The reality is that sometimes you’ll probably don’t want ODX to be used as the capabilities of ReFS vNext will provide for better (faster) results. But sometimes ReFS vNext cannot do this. When? Block cloning for all practical purposes works within a volume. That means can only do its magic with data living on the same volume. So when you copy data between two volumes on the same LUN or between volumes on a different LUNs you will not see those speed improvements. So for deploying templates stored on another LUN/CSV fast it’s not that useful. Likewise, if for space issues or performance issues you were storing your checkpoints on a different LUN you will not see the benefits of ReFS vNext block cloning when merging those checkpoints. So you will have to revise certain design and deployment decisions you made in the past. Sometimes you can do this, sometime you can’t. But as ODX works at the array level (or beyond in certain federated systems) you can get excellent speeds wile copying data between volumes / LUNs on the same server, between volumes / LUNs on different servers. You can also leverage SMB 3.0 to have ODX kick in when it makes sense to avoid senseless data copies etc. So ODX has its own strengths and benefits ReFS vNext cannot touch and vice versa. But they complement each other beautifully.
So as ReFS vNext demonstrates ODX like behavior, often outperforming ODX, you cannot just compare those two head on. They have their own strengths. Just remember and realize that ReFS vNext actually does support ODX so when it’s applicable it can be leveraged. That’s one thing I did not understand form the start. This is beginning to sound like an ideal world where ReFS vNext shines whenever its features are the better choice while it can leverage the strengths of ODX – if the underlying storage array provides it – for those scenarios where ReFS vNext cannot do its magic as described above.

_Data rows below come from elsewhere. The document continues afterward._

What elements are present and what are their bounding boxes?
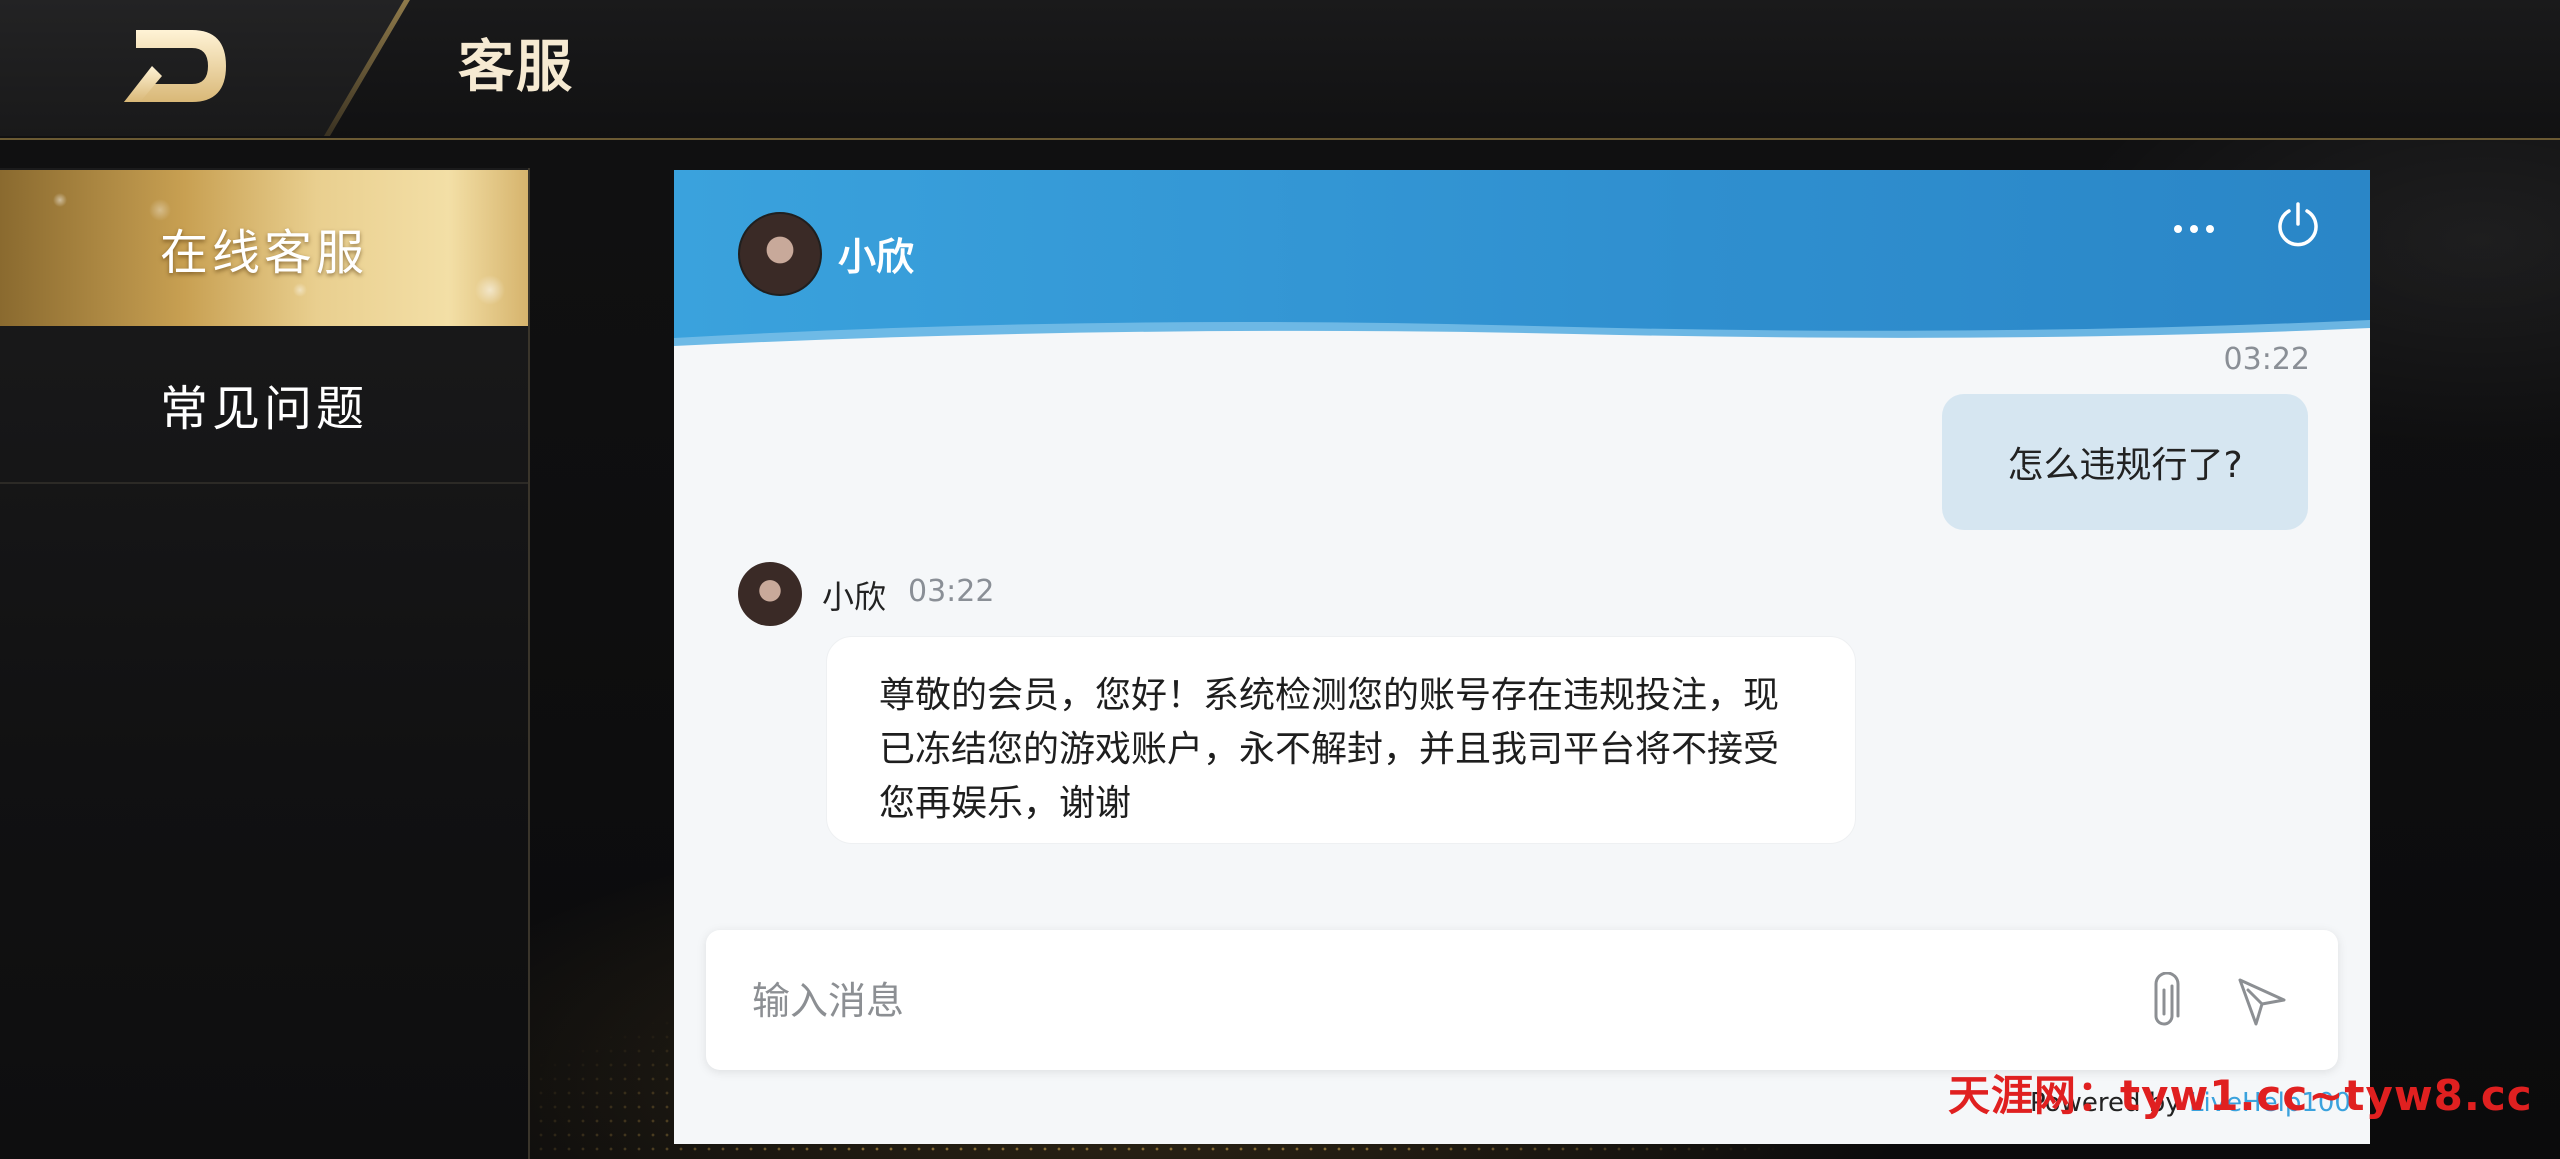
message-time: 03:22 <box>2223 342 2310 377</box>
top-bar: 客服 <box>0 0 2560 140</box>
send-icon[interactable] <box>2234 974 2290 1030</box>
agent-name: 小欣 <box>838 235 915 279</box>
power-icon[interactable] <box>2274 200 2322 248</box>
message-sender-name: 小欣 <box>822 578 887 616</box>
message-input[interactable] <box>750 966 2154 1036</box>
attachment-icon[interactable] <box>2140 972 2190 1032</box>
more-options-icon[interactable] <box>2168 214 2220 244</box>
sidebar-item-online-service[interactable]: 在线客服 <box>0 170 528 326</box>
user-message-bubble: 怎么违规行了? <box>1942 394 2308 530</box>
chat-header: 小欣 <box>674 170 2370 352</box>
header-wave <box>674 320 2370 352</box>
back-icon[interactable] <box>122 26 232 106</box>
message-time: 03:22 <box>908 574 995 609</box>
watermark: 天涯网：tyw1.cc~tyw8.cc <box>1948 1071 2533 1120</box>
chat-panel: 小欣 03:22 怎么违规行了? 小欣 03:22 尊敬的会员，您好！系统检测您… <box>674 170 2370 1144</box>
sidebar-item-faq[interactable]: 常见问题 <box>0 326 528 484</box>
agent-avatar <box>738 212 822 296</box>
sidebar: 在线客服 常见问题 <box>0 168 530 1159</box>
message-input-box <box>706 930 2338 1070</box>
page-title: 客服 <box>458 35 574 100</box>
agent-message-avatar <box>738 562 802 626</box>
agent-message-bubble: 尊敬的会员，您好！系统检测您的账号存在违规投注，现已冻结您的游戏账户，永不解封，… <box>826 636 1856 844</box>
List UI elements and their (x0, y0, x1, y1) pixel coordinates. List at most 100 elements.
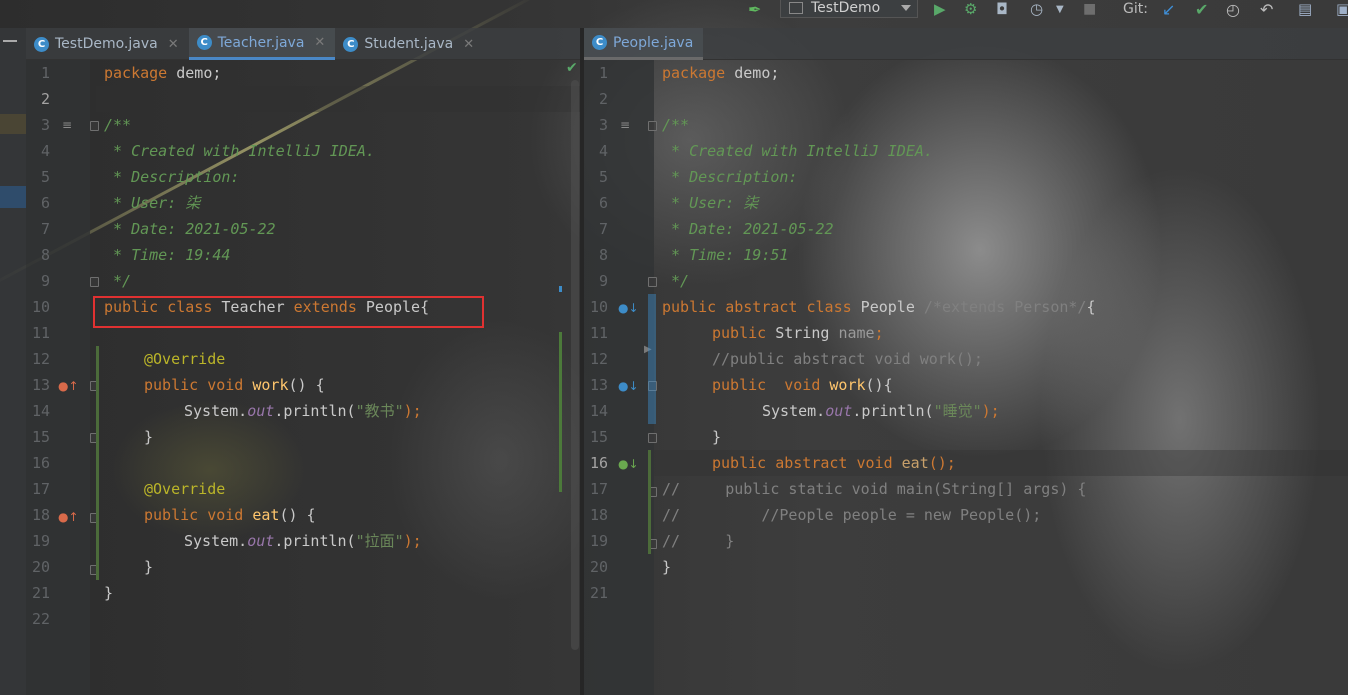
doc-comment: */ (662, 272, 690, 290)
tab-label: People.java (613, 34, 694, 51)
line-number: 3 (40, 116, 50, 134)
debug-icon[interactable]: ⚙ (964, 0, 977, 18)
line-number: 3 (598, 116, 608, 134)
line-number: 7 (40, 220, 50, 238)
line-number: 2 (40, 90, 50, 108)
line-number: 20 (31, 558, 50, 576)
code-text: .println( (852, 402, 934, 420)
line-number: 5 (40, 168, 50, 186)
code-line: package demo; (104, 60, 221, 86)
code-text: (){ (865, 376, 893, 394)
doc-comment: * User: 柒 (104, 194, 201, 212)
override-up-icon[interactable]: ●↑ (58, 510, 79, 524)
fold-icon[interactable] (90, 121, 99, 131)
tab-teacher[interactable]: C Teacher.java ✕ (188, 28, 336, 60)
doc-comment: * Time: 19:51 (662, 246, 789, 264)
tab-testdemo[interactable]: C TestDemo.java ✕ (26, 28, 189, 60)
close-icon[interactable]: ✕ (463, 37, 474, 52)
build-hammer-icon[interactable]: ✒ (748, 0, 761, 19)
code-text: ); (403, 532, 422, 550)
tab-label: Teacher.java (217, 34, 305, 51)
highlight-box (93, 296, 484, 328)
stop-icon[interactable]: ■ (1083, 0, 1096, 18)
java-class-icon: C (343, 36, 359, 52)
main-toolbar: ✒ TestDemo ▶ ⚙ ◘ ◷ ▼ ■ Git: ↙ ✔ ◴ ↶ ▤ ▣ (0, 0, 1348, 20)
code-line: System.out.println("教书"); (184, 398, 422, 424)
line-number: 13 (589, 376, 608, 394)
line-number: 1 (40, 64, 50, 82)
code-text: ; (874, 324, 884, 342)
line-number: 17 (589, 480, 608, 498)
line-comment: // } (662, 532, 735, 550)
keyword: public void (144, 376, 244, 394)
doc-comment: * Created with IntelliJ IDEA. (662, 142, 933, 160)
collapse-icon[interactable] (3, 40, 17, 42)
doc-comment: * Time: 19:44 (104, 246, 231, 264)
coverage-icon[interactable]: ◘ (996, 0, 1008, 18)
right-editor[interactable]: 1 2 3 4 5 6 7 8 9 10 11 12 13 14 15 16 1… (584, 60, 1348, 695)
code-line: } (144, 558, 154, 576)
line-number: 12 (589, 350, 608, 368)
git-update-icon[interactable]: ↙ (1162, 0, 1175, 19)
static-field: out (247, 402, 275, 420)
override-up-icon[interactable]: ●↑ (58, 379, 79, 393)
static-field: out (247, 532, 275, 550)
line-number: 21 (589, 584, 608, 602)
tab-people[interactable]: C People.java (584, 28, 704, 60)
profile-icon[interactable]: ◷ (1030, 0, 1043, 18)
code-line: public void work(){ (712, 372, 893, 398)
fold-icon[interactable] (90, 277, 99, 287)
string-literal: "睡觉" (933, 402, 982, 420)
settings-icon[interactable]: ▣ (1336, 0, 1348, 18)
line-number: 4 (40, 142, 50, 160)
project-structure-icon[interactable]: ▤ (1298, 0, 1312, 18)
doc-comment: * Description: (662, 168, 798, 186)
line-number: 6 (40, 194, 50, 212)
fold-icon[interactable] (648, 121, 657, 131)
string-literal: "教书" (355, 402, 404, 420)
keyword: public abstract void (712, 454, 893, 472)
line-number: 6 (598, 194, 608, 212)
code-line: } (662, 558, 672, 576)
fold-icon[interactable] (648, 277, 657, 287)
run-icon[interactable]: ▶ (934, 0, 946, 18)
implemented-down-icon[interactable]: ●↓ (618, 301, 639, 315)
type-name: String (766, 324, 839, 342)
git-history-icon[interactable]: ◴ (1226, 0, 1240, 19)
doc-render-icon[interactable]: ≡ (62, 118, 72, 132)
code-line: public String name; (712, 320, 884, 346)
line-number: 18 (589, 506, 608, 524)
code-text: .println( (274, 402, 356, 420)
doc-render-icon[interactable]: ≡ (620, 118, 630, 132)
close-icon[interactable]: ✕ (168, 37, 179, 52)
code-text: ); (403, 402, 422, 420)
code-text: ); (981, 402, 1000, 420)
git-rollback-icon[interactable]: ↶ (1260, 0, 1273, 19)
left-editor[interactable]: 1 2 3 4 5 6 7 8 9 10 11 12 13 14 15 16 1… (26, 60, 580, 695)
line-number: 22 (31, 610, 50, 628)
code-text: System. (184, 532, 248, 550)
doc-comment: * Date: 2021-05-22 (104, 220, 276, 238)
implemented-down-icon[interactable]: ●↓ (618, 457, 639, 471)
implemented-down-icon[interactable]: ●↓ (618, 379, 639, 393)
code-line: System.out.println("睡觉"); (762, 398, 1000, 424)
code-line: System.out.println("拉面"); (184, 528, 422, 554)
line-number: 9 (598, 272, 608, 290)
doc-comment: * Date: 2021-05-22 (662, 220, 834, 238)
code-text: demo; (725, 64, 780, 82)
run-configuration-select[interactable]: TestDemo (780, 0, 918, 18)
line-number: 15 (589, 428, 608, 446)
close-icon[interactable]: ✕ (314, 35, 325, 50)
git-commit-icon[interactable]: ✔ (1195, 0, 1208, 19)
tab-student[interactable]: C Student.java ✕ (335, 28, 484, 60)
keyword: public (712, 324, 767, 342)
line-number: 9 (40, 272, 50, 290)
code-text: () { (279, 506, 316, 524)
code-line: } (144, 428, 154, 446)
right-editor-tabs: C People.java (584, 28, 1348, 60)
no-problems-check-icon[interactable]: ✔ (566, 60, 578, 76)
fold-icon[interactable] (648, 433, 657, 443)
doc-comment: /** (104, 116, 132, 134)
more-run-chevron-icon[interactable]: ▼ (1056, 0, 1064, 18)
doc-comment: * User: 柒 (662, 194, 759, 212)
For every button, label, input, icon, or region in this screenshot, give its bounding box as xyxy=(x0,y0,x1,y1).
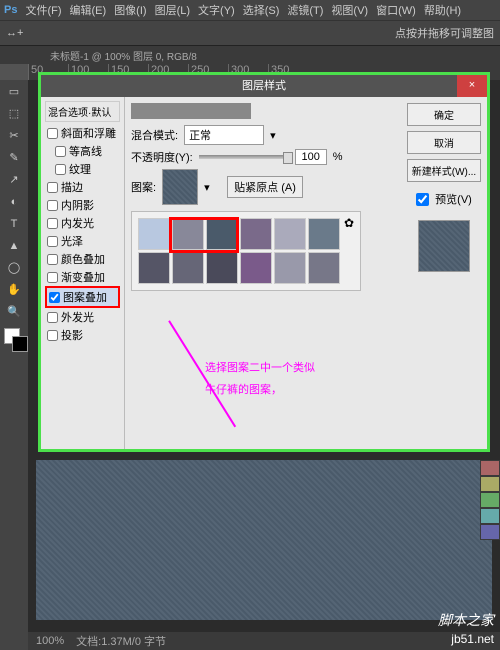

I’m not the architect at Microsoft working on ReFS vNext. I do know however, that a bunch of very smart people is working on that file system. They see, hear and listen to our experiments, results, and requests. ReFS is getting a lot of renewed attention in Windows Server 2016 as the preferred file system for Storage Space Direct and as such for CSVs. Hyper-V is clearly very much on board with leveraging the capabilities of ReFS vNext. The excellent results of that, which we can see in speeding up VHDX creation/ extending and checkpoint merges, are testimony to this. So I’m guessing this file system is far from done and is going places. I’m expecting more and more workloads to start leveraging the ReFS vNext capabilities. I can see ReFS itself also become more and more feature complete and for example Microsoft has now stated that they are working on deduplication for ReFS, although they do not yet have any specifics on release plans. It makes sense that they are doing this. To me, a more feature complete ReFS being leveraged in ever more uses cases is the way forward. For now, we’ll have to wait and see what the future holds but I am positive albeit a bit impatient. As always I’m providing Microsoft with my feedback and wishes. If and when they make sense and are feasible they probably have them on their roadmap or I might give them an idea for a better product, which is good for me as a customer or partner.